针对毫米波时变多用户多输入单输出（MU-MISO）系统，提出一种基于强化学习（RL）的智能反射面（IRS）增量控制算法。研究重点是解决近场IRS设计的关键挑战，该挑战涉及由于用户移动性而引起的时变信道。在实践中，当连接通道的组件未知时，优化变得更具挑战性。从更高的角度出发，我们利用电磁信息论和流形理论对irs辅助MU-MISO系统进行了统一描述。我们把通信系统看作是一个可再生核希尔伯特空间（RKHS）上的非线性动态系统，在此基础上定义近似演化算子为系统演化的可观测值。将IRS相移优化问题建模为非线性系统特征值最大化问题。利用酉演化算子的几何性质，我们定义了一个度量空间，其中基于测地的距离函数满足Lipschitz条件，从而能够有效地利用信道相似性。我们将复杂的非凸优化问题转化为一个低维线性上下文强盗问题。通过各种场景下的数值模拟，对所提出的GLinUCB算法的性能进行了评估，证明了该算法在实现高和速率和快速收敛方面的有效性。

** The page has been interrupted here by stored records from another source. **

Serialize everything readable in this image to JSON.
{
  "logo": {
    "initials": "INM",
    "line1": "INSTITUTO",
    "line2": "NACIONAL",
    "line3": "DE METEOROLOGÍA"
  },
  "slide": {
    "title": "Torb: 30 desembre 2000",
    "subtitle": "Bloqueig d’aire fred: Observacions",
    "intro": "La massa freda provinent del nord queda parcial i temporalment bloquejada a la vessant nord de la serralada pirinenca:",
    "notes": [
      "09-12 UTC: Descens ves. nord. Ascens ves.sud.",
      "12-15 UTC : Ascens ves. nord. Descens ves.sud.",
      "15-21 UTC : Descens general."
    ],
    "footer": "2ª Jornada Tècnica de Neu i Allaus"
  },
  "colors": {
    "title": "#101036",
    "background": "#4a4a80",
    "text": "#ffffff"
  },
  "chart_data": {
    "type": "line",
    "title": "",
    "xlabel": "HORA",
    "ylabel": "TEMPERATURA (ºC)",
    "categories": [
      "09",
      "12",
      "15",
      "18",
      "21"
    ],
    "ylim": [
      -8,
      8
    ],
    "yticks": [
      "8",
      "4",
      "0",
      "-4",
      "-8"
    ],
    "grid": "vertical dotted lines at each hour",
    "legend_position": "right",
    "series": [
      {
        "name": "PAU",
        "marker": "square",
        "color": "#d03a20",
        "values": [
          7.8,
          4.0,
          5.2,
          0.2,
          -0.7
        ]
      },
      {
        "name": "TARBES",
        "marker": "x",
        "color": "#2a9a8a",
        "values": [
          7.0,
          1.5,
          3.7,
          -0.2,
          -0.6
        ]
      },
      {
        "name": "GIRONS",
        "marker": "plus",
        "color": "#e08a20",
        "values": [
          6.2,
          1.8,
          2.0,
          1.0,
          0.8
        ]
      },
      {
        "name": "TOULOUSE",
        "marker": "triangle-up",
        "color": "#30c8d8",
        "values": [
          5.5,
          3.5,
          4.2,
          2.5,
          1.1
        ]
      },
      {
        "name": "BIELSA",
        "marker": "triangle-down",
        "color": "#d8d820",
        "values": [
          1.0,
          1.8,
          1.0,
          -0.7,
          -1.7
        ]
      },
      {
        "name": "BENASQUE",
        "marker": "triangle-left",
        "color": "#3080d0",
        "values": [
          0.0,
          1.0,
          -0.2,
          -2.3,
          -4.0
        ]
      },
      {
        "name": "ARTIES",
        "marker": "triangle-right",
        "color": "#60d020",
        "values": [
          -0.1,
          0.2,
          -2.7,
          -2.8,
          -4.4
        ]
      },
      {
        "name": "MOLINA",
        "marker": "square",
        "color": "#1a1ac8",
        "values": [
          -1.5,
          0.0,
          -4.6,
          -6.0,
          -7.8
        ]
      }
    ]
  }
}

本文章由计算机程序翻译，如有差异，请以英文原文为准。

求助全文

约1分钟内获得全文求助全文

来源期刊

IEEE Transactions on Signal Processing 工程技术-工程：电子与电气

CiteScore

11.20

自引率

9.30%

发文量

310

审稿时长

3.0 months

期刊介绍： The IEEE Transactions on Signal Processing covers novel theory, algorithms, performance analyses and applications of techniques for the processing, understanding, learning, retrieval, mining, and extraction of information from signals. The term “signal” includes, among others, audio, video, speech, image, communication, geophysical, sonar, radar, medical and musical signals. Examples of topics of interest include, but are not limited to, information processing and the theory and application of filtering, coding, transmitting, estimating, detecting, analyzing, recognizing, synthesizing, recording, and reproducing signals.